Devenir aveugle pour mieux voir

Comment une épidémie affecte-t-elle le lien social ? Comment affecte-t-elle notre perception de nous-même et de nos relations ? Comment l’augmentation subite de notre vulnérabilité fait-elle vaciller les perceptions et les représentations ?

Dans son livre célèbre, l’aveuglement, José Saramago, prix Nobel de littérature, imagine une telle crise : les personnages de la fiction par simple proximité physique avec des personnes déjà devenues aveugles, deviennent subitement aveugles elles aussi, sans que l’on puisse savoir pourquoi ou comment. Les nouveaux aveugles sont rassemblés, parqués, emprisonnés, surveillés par l’armée. Les règles sociales habituelles sont remplacées par l’exploitation sans limite des plus forts par les plus faibles. La survie remplace la vie.

La description crue de la descente aux enfers des personnages semble prendre le pas sur toute possibilité de trouver un sens à cette histoire : le lecteur est plongée dans le ressenti du malheur où chaque souffrance est un défi auquel succède une autre souffrance.

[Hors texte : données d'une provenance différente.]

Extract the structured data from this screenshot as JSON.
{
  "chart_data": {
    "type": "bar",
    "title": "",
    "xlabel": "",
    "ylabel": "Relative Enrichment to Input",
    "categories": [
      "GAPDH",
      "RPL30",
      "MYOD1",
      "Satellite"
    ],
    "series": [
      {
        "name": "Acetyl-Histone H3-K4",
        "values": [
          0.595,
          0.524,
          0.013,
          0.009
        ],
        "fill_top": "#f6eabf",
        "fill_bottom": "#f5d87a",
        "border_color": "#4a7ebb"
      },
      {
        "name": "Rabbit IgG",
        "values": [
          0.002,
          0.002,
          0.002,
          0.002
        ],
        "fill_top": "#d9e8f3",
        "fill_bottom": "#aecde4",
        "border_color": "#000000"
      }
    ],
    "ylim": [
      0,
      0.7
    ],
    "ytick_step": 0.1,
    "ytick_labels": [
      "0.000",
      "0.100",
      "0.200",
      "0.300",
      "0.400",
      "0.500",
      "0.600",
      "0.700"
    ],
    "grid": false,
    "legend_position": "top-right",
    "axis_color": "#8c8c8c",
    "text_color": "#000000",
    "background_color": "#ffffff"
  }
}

Mais ce que cet aveuglement, cette perte de repères permet de voir, c’est qu’au milieu du chaos total, c’est la bienveillance et la solidarité qui non seulement facilitent la survie mais aussi donnent un cadre et un sens à la vie. Cela semble être la morale de l’histoire.

Aujourd’hui, avec la pression de la pandémie, nous partageons une certaine inquiétude, quand ce n’est pas une difficulté de survie dans un monde qui est encore pour la majorité celui du confort et de l’abondance.

Les repères habituels basculent, et les plus faibles, les plus fragiles en pâtissent.

Le contexte de la crise, augmente la perception de notre vulnérabilité. Ainsi la pandémie nous fait voir ce qui avant n’était pas ou mal vu. En limitant notre visibilité, en nous aveuglant au moins partiellement, elle nous force à cohabiter plus intensément avec nous-même. Elle nous invite à regarder d’un œil nouveau le monde qui nous entoure, les relations que nous tissons. En nous montrant ce qui ne va pas, elle agit comme un révélateur. En ravivant notre conscience, notre présence, la pandémie nous invite à trouver de nouvelles solutions, de nouvelles relations, un nouveau mode d’être.